Applications of Green Chemistry
Nowadays researchers’ attention is drawn towards supramolecular chemistry in which solid state reactions are developed, thereby eliminating solvents. If the reactions can proceed in solid state, the usage of solvents, which results various harmful effects, will be reduced.
Another application of green chemistry is synthesis of natural products. Natural product synthesis requires some harsh conditions and it has several bad impacts on environment. But incorporation of principles of green chemistry into these processes eliminates those harsh conditions eliminating hazards. One such example is the new method developed for the synthesis of Tryptanthrin, a biologically active natural product. It is an efficient and green method developed by Atul Kumar and it uses β-cyclodextrin as a catalyst in aqueous media at room temperature.
Since most of the laboratory chemicals are very toxic and harmful, alternatives have been explored for some chemicals.

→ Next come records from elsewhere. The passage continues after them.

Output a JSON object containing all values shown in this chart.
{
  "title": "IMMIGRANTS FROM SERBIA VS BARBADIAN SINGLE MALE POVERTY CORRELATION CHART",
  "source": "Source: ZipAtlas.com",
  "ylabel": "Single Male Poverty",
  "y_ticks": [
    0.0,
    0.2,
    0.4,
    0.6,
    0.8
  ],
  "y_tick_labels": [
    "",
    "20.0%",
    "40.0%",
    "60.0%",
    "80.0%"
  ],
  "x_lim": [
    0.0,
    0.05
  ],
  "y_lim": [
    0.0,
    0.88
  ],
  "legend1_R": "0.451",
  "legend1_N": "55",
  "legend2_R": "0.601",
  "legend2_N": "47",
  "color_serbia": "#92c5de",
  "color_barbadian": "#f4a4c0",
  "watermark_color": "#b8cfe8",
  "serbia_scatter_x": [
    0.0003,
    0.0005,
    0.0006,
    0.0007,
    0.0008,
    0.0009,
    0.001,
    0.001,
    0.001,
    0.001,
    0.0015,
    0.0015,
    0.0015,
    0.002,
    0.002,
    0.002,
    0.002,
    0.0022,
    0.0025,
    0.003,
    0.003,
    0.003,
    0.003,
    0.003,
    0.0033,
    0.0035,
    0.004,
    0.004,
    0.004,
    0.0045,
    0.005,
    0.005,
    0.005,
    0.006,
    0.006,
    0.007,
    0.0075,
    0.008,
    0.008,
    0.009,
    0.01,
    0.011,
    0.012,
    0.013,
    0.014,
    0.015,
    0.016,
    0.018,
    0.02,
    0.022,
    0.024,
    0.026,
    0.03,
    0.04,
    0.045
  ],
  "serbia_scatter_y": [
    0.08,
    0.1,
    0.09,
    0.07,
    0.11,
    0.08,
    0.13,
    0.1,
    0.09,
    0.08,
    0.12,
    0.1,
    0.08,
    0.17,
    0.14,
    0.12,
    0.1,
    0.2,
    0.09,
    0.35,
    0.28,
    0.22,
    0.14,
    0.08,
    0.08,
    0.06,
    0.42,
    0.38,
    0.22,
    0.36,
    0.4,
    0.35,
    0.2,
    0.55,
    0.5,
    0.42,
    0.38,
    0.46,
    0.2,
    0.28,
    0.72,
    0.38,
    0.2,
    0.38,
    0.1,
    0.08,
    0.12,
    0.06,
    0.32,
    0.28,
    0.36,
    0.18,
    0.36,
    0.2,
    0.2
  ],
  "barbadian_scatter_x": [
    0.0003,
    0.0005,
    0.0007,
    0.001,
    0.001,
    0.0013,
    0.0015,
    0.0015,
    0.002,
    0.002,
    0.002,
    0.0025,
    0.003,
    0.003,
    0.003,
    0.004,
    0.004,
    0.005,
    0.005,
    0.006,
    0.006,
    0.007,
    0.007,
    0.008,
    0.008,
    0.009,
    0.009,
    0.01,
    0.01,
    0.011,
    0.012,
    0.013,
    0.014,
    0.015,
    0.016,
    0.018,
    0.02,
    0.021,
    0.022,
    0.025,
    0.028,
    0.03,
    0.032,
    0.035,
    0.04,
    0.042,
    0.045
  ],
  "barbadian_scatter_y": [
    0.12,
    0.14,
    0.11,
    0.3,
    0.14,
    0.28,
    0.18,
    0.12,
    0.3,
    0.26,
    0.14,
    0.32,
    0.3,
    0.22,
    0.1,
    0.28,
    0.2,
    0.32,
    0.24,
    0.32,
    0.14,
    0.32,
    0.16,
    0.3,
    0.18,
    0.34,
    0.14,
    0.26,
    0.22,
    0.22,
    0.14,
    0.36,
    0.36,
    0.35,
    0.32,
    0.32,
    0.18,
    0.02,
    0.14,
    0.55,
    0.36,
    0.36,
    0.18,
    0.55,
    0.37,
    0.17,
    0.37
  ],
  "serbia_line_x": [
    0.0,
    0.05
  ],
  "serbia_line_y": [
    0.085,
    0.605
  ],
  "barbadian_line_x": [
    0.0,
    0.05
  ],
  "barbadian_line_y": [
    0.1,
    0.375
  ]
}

Examples for some toxic chemicals are ethidium bromide, xylene, mercury and formalin and the alternatives have been developed for them.
Green chemistry principles are also applied in organometallic chemistry, where ionic liquids and microreactors were recently used in synthesis and purification of highly reactive organometallic compounds. It has improved safety in operations and efficient production of ultra-high purity organometallics.
When applying green chemistry principles not only the greenness of the process, but the other factors such as chemical yield, the price of reaction components, safety in handling chemicals, hardware demands, energy profile and ease of product workup and purification should also be evaluated. So that, there are several ongoing research projects related to green chemistry.
Various organizations around the world present large number of awards to individuals and businesses for innovations in green chemistry. Examples for such awards are Presidential Green Chemistry Challenge Awards, Australia’s Green Chemistry Challenge Awards and Canadian Green Chemistry Medal etc. That increases the peoples’ concern and interest on green chemistry which eventually leads to the implication of green chemistry technologies that result the usage of environmentally friendly substances and processes.